I looked up at the beautiful white plaster that shone in the sunlight. The woman in the sculpture was filled with emotion. The effect was quite stunning. Artist James Gabbert shared with us that his sculpture was made out of foam and covered with white stucco. He said we could touch it, but to be careful since it was fragile. I gently ran my hands over the plaster. I barely brushed my fingers across the surface, but it was enough for me to feel the roughness of it. The contrast between the delicate nature of the sculpture and the roughness of the material surprised me. I thought it was a beautiful sculpture. I felt a connection to the piece when I ran my fingers over the surface.
Unfortunately, not everyone who saw the sculpture were gentle with it. A week later, the sculpture’s arms had been ripped off. It was incredibly sad to find out that such a beautiful sculpture had been damaged. Having met the artist, I can’t imagine how he must have felt when he found out someone had been careless with his creation. He put countless hours into that sculpture, and now it was ruined. Now no one else will be able to see the piece and feel that same connection.
Sculptures such as Carmen Marimba by Lee Leuning & Sherri Treeby are meant to be interacted with. Cymbals are attached to the sculpture and there are sticks to hit them with. Many people who viewed the sculpture seemed hesitant to interact with it. One person hit it once, and that was it. When I came back later, I saw children playing with it. The sound filled the street, creating a sound that I wasn’t used to hearing.

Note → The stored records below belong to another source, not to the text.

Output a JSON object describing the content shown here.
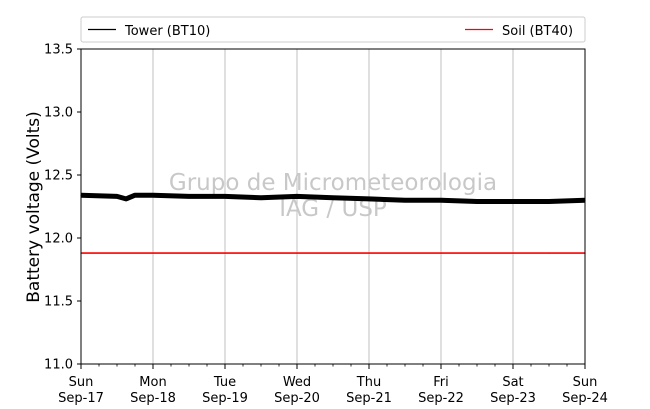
{
  "chart_data": {
    "type": "line",
    "title": "",
    "xlabel": "",
    "ylabel": "Battery voltage (Volts)",
    "ylim": [
      11.0,
      13.5
    ],
    "yticks": [
      "11.0",
      "11.5",
      "12.0",
      "12.5",
      "13.0",
      "13.5"
    ],
    "xlim": [
      "2017-09-17",
      "2017-09-24"
    ],
    "xticks": [
      {
        "day": "Sun",
        "date": "Sep-17"
      },
      {
        "day": "Mon",
        "date": "Sep-18"
      },
      {
        "day": "Tue",
        "date": "Sep-19"
      },
      {
        "day": "Wed",
        "date": "Sep-20"
      },
      {
        "day": "Thu",
        "date": "Sep-21"
      },
      {
        "day": "Fri",
        "date": "Sep-22"
      },
      {
        "day": "Sat",
        "date": "Sep-23"
      },
      {
        "day": "Sun",
        "date": "Sep-24"
      }
    ],
    "grid": "vertical",
    "legend": "top",
    "watermark": [
      "Grupo de Micrometeorologia",
      "IAG / USP"
    ],
    "series": [
      {
        "name": "Tower (BT10)",
        "color": "#000000",
        "x": [
          "2017-09-17 00:00",
          "2017-09-17 12:00",
          "2017-09-17 15:00",
          "2017-09-17 18:00",
          "2017-09-18 00:00",
          "2017-09-18 12:00",
          "2017-09-19 00:00",
          "2017-09-19 12:00",
          "2017-09-20 00:00",
          "2017-09-20 12:00",
          "2017-09-21 00:00",
          "2017-09-21 12:00",
          "2017-09-22 00:00",
          "2017-09-22 12:00",
          "2017-09-23 00:00",
          "2017-09-23 12:00",
          "2017-09-24 00:00"
        ],
        "y": [
          12.34,
          12.33,
          12.31,
          12.34,
          12.34,
          12.33,
          12.33,
          12.32,
          12.33,
          12.32,
          12.31,
          12.3,
          12.3,
          12.29,
          12.29,
          12.29,
          12.3
        ]
      },
      {
        "name": "Soil (BT40)",
        "color": "#ff0000",
        "x": [
          "2017-09-17 00:00",
          "2017-09-18 00:00",
          "2017-09-19 00:00",
          "2017-09-20 00:00",
          "2017-09-21 00:00",
          "2017-09-22 00:00",
          "2017-09-23 00:00",
          "2017-09-23 12:00",
          "2017-09-24 00:00"
        ],
        "y": [
          11.88,
          11.88,
          11.88,
          11.88,
          11.88,
          11.88,
          11.88,
          11.88,
          11.88
        ]
      }
    ]
  }
}
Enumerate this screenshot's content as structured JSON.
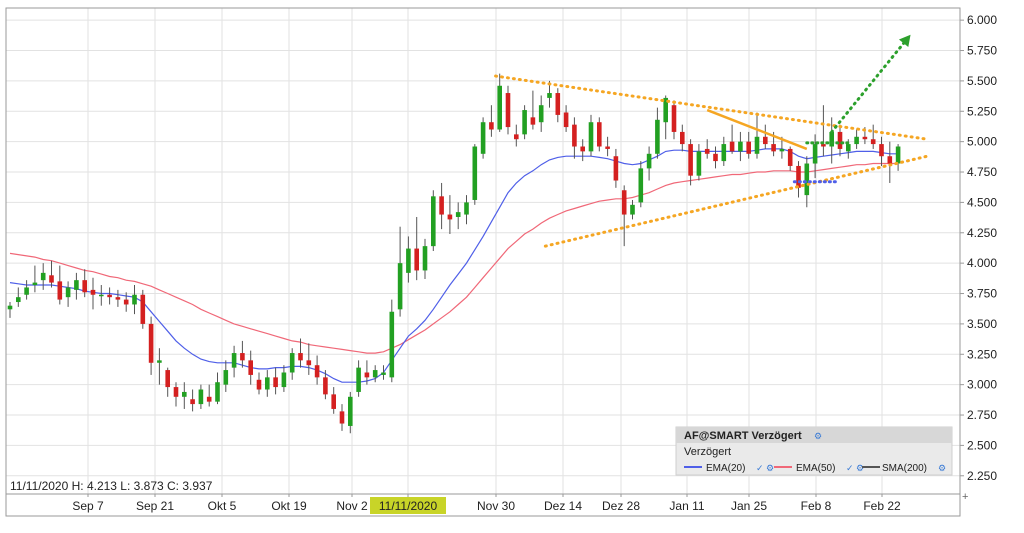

Many of the artists who have a sculpture on the tour have put a great amount of time and money into their pieces. They had a specific vision for that piece, and it is a part of them. They are choosing to put themselves out there. While it is public art, we should treat each piece with the amount of respect it deserves. Just like you wouldn’t disrespect another human being, we shouldn’t disrespect a work of art that a human being has created. Art creates connection. It is meant to be enjoyed and interacted with. However, if someone destroys the artwork, there won’t be future opportunities for others to participate. The ropes would go up and it would no longer be public art. And where’s the fun in that?